Elsewhere, a games room. A box of toys, a train set that looped around the entire room. You could crawl under its legs (I did) and emerge somewhere in the middle. There were multiple stations, distant and far away. I found it curious and alienating. There was even an entire costume cupboard, even appropriate for my diminutive little size. So I’d be dressed up for this sprawling and welcome sick day (a solider, a rider, in khaki and black), and do my best not to disturb my mum who had actual things to get on with, preventing the house from subsiding into the throat of the land. So you get yourself lost, peering at the antiquities and trophies of a dynasty who — I suspected — were living their lives elsewhere, somewhere bigger and more furious. Who could feel at ‘home’ amongst all this ageing splendour? The cracking of rot. Wet sounds. Clouds of roving dust.

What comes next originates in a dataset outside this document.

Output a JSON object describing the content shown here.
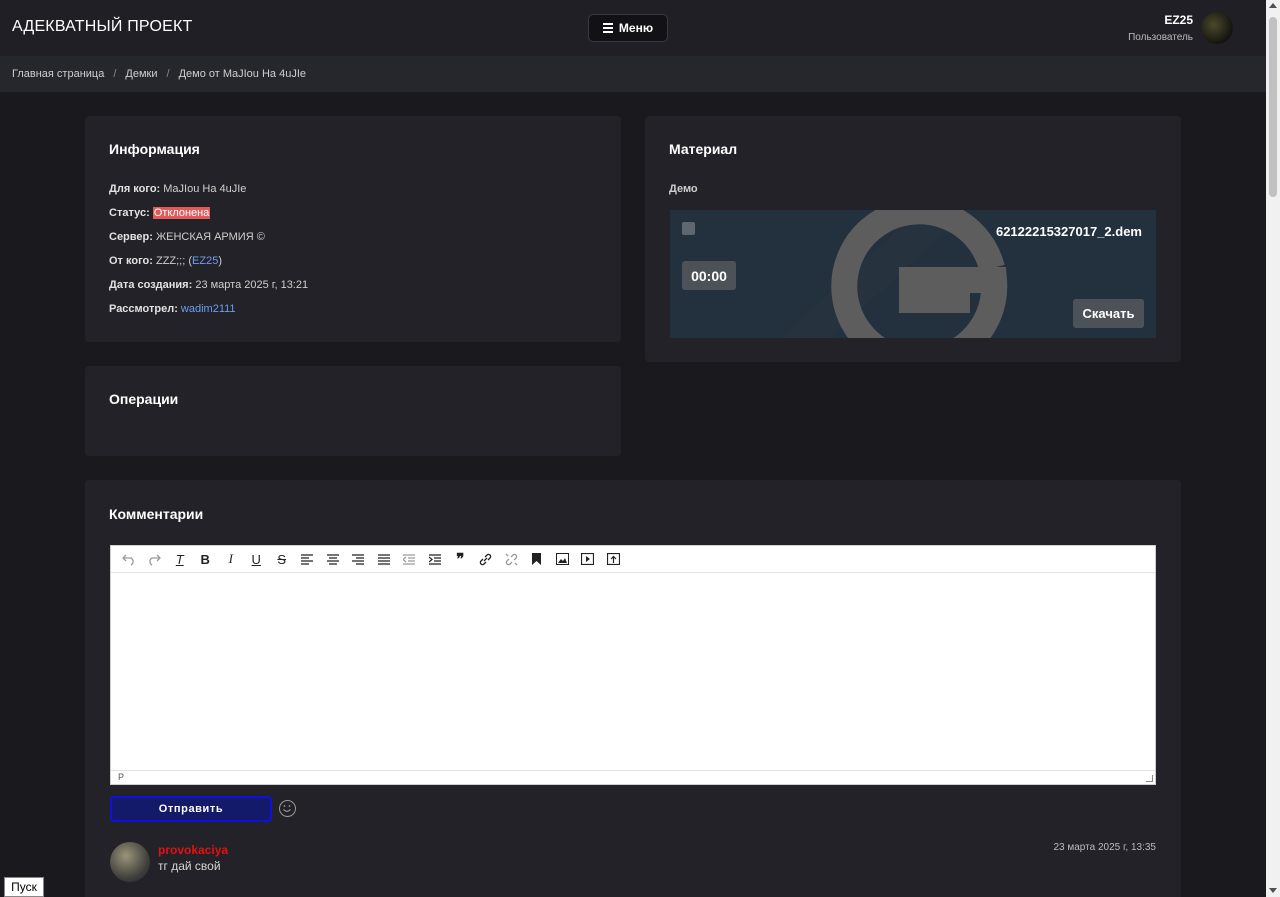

I never connected the dots, later. How I was trying to find an expression for this place. Turgenev, Goncharov, Gogol. If you then study anthropology (as an adult), and Russian literature, as I did, then you’re already looking for something Other and something specific, imagined. From a similar genre of the living-dead, I went to college and learned about tropical islands and tropical maladies and the people who caught them (from the people who brought them). I learnt about the Russian’s own obsession with obsolescence, the rural rot which existed beyond the luscious lap of Moscow and St. Petersburg, those brilliant and crystalline cities. For Gogol, it was Dead Souls and Chichikov’s creepy and clandestine plots among the many faded piles of the rural gentry. Petty, trivial, vain, oafish aristocrats in their sleepy homes with “cockroaches peeping out like prunes from every corner.” For Goncharov, it was the dilapidated home of the eponymous protagonist, and the faded, romanticized notion of his old childhood home in the country - a place that existed only as a dream, unassailable, inaccessible. There are no load-bearing walls in the worlds of our sleep.